2 (Sat) April 2011
Grilled Lamb Chops
at Aliman Auto Camp Site
-Chuncheon, Gangwon, Republic of Korea-
w MtG, CBD
With the coming of spring, and the ever-increasing popularity of camping in Korea, and the celebrity of some of our members in the camping community, we were contacted by KBS (one of the national networks) to film a segment for a cultural program on TV. They dropped in with a camera crew and a young family of novice campers – father, mother, toddler – to engage in a brief semi-scripted exchange: the veterans showing the newbies how things are done. Although food wasn’t specifically in the script, the producers saw the lamb chops that I had been preparing and suddenly decided to work it in, probably due to the novelty of eating lamb, along with the visual appeal of grilled bone-in chops over live coals in my VHS portable grill. I didn’t want to be on camera, though my hands might’ve been filmed during the cooking process, so LHS took the lead role.

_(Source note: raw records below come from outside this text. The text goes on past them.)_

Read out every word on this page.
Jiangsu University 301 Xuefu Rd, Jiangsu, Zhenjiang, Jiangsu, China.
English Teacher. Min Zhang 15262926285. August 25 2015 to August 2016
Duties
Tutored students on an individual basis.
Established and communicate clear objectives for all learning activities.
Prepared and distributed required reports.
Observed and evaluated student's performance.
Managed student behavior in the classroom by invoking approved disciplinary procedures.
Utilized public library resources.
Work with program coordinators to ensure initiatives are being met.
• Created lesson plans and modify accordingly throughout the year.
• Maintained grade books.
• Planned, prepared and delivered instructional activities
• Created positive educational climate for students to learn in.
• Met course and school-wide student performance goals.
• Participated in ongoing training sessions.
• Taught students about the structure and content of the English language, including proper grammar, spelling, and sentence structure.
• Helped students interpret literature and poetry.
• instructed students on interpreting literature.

The dialogue went something like:
LHS: “Please, try some lamb. It is very good.”
Mother: “Wow, this is so tasty! A very unique flavor! What gave you the idea to make lamb?”
LHS: “We usually eat beef and pork like everyone else, but sometimes we seek more unconventional foods, like lamb. It’s especially good with Tapatio Hot Sauce.”
Mother: “I see. Thank you for the yummy food and the words of wisdom. We hope to learn from your example.”
I realize that it sounds fake, like something from a poorly dubbed kung fu movie, but that’s almost verbatim.
The lamb turned out exquisite. Eschewing published recipes, most of which called for spices that I either didn’t have (e.g., marjoram) or don’t like (e.g., cloves), I tossed in a bunch of seasonings at random, including worcestershire sauce, lemon juice, lemon zest, red wine vinegar, vermouth, thyme, garlic powder, celery powder, cayenne, salt, black pepper, white pepper, sugar. The worcestershire and thyme came through, but it all worked to provide a savory/sweet/spicy flavor profile, enhanced by hints of charred smokiness. The Tapatio added a bit of kick. I’m tempted to rate this 4.0, but without extensive experience cooking or eating lamb I can’t confidently state that the dish exemplified perfection. Everyone else seemed to enjoy it, too, though maybe not the newbie family, despite what they said on camera.